A long-distance migrant, wintering in Africa; remarkably, non-breeding immature swifts may remain continuously airborne for months at a time, including through the night, without landing.

Behavior & voice

Behavior

Almost entirely aerial, swifts feed, drink, collect nesting material, and even sleep on the wing, descending only to nest. Parties gather in fast, screaming chases around nest sites at dusk, known as "screaming parties."

Voice

A loud, shrill screaming call given in flight, especially during social chases around nesting colonies; largely silent away from the nest site.

Feeding

Catches flying insects and airborne spiders in its wide gape while in continuous flight, often foraging at considerable heights or ranging many kilometers from the nest.

Nesting and breeding

Nests in cavities in buildings, laying 2-3 eggs on a small pad of feathers and airborne debris glued together with saliva. Both parents incubate and feed the young, which can survive short periods of starvation by entering a state of torpor during cold, insect-poor weather.
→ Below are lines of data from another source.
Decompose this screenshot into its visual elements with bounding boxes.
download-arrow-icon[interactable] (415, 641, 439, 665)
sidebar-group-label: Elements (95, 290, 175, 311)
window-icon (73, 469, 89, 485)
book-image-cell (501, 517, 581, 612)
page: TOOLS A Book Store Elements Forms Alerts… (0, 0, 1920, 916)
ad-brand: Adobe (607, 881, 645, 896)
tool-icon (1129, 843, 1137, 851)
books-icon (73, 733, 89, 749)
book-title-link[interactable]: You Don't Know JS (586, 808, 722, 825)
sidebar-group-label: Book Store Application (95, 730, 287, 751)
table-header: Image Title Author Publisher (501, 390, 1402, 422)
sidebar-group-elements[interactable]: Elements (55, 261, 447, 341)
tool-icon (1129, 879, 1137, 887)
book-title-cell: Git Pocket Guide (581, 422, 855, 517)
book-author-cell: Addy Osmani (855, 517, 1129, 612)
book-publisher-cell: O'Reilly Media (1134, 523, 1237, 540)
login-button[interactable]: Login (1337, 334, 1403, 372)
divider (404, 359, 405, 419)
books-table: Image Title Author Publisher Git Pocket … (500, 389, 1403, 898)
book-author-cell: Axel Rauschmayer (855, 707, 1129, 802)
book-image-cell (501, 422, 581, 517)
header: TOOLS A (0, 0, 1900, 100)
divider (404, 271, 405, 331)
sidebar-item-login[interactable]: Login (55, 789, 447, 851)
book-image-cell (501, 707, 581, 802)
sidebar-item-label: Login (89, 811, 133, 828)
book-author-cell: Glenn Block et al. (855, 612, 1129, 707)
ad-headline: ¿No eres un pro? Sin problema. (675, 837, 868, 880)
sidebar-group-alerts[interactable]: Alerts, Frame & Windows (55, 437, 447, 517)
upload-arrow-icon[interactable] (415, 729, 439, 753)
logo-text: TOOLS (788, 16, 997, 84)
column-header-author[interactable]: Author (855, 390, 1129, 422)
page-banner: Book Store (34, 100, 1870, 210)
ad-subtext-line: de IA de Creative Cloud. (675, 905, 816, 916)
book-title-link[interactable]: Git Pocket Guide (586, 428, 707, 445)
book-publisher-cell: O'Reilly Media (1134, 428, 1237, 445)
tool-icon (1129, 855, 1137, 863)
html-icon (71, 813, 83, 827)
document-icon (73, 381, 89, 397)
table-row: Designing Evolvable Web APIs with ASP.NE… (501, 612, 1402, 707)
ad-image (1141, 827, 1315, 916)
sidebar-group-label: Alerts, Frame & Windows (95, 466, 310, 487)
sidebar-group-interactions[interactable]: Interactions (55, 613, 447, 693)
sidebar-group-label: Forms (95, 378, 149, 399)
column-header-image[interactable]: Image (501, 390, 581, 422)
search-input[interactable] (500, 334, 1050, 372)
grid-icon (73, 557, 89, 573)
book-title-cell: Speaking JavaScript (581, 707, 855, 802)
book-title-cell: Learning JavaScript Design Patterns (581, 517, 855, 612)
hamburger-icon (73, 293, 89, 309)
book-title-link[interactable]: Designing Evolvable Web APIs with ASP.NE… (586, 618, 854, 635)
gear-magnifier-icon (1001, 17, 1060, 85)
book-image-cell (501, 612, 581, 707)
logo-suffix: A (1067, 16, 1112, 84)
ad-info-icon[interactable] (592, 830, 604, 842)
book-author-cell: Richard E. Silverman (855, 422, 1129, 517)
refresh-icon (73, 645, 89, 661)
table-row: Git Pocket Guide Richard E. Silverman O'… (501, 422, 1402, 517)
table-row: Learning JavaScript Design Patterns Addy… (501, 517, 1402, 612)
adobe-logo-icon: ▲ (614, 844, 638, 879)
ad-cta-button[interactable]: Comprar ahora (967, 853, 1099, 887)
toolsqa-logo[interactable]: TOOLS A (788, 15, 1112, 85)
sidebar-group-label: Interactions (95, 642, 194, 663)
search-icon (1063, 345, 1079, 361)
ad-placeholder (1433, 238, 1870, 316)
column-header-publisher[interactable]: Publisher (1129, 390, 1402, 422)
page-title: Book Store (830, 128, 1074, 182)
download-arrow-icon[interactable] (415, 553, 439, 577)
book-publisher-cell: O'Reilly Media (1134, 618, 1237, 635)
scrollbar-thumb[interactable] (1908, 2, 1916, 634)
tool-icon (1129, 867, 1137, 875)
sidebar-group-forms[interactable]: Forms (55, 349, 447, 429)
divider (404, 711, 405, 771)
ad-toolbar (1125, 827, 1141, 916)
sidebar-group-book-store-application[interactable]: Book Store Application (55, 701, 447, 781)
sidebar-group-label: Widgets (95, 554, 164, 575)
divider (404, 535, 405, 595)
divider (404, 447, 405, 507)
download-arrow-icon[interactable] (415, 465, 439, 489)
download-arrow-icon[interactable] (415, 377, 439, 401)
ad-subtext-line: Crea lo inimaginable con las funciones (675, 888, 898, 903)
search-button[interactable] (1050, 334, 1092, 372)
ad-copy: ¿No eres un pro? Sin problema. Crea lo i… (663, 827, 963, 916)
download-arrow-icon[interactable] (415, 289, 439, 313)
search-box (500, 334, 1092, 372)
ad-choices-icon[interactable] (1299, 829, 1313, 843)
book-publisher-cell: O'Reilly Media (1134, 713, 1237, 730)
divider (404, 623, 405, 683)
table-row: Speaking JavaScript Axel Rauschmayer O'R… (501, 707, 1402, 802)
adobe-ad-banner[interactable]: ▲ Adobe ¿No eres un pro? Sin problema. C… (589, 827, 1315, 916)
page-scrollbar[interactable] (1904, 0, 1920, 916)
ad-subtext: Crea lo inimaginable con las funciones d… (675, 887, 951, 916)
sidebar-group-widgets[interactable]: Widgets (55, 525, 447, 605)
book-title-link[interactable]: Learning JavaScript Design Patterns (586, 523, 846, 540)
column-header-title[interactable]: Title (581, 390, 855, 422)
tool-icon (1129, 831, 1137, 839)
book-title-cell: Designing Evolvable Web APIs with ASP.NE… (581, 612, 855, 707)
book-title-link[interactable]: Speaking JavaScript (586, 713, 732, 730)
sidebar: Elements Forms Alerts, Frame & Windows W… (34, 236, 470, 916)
Frequently asked questions

Do Common Swifts ever land?

They land only to nest; otherwise they eat, drink, and even sleep in flight, and non-breeding birds can stay airborne continuously for months.

Are swifts related to swallows?

No, despite similar aerial lifestyles, swifts are more closely related to hummingbirds than to swallows and martins, which are songbirds.

Why do swifts scream around buildings in summer?

Groups chase each other at high speed around nesting colonies at dusk in noisy "screaming parties," a social and territorial behavior.

What do Common Swifts eat?

They feed exclusively on flying insects and airborne spiders caught on the wing, sometimes foraging far from the nest at considerable altitude.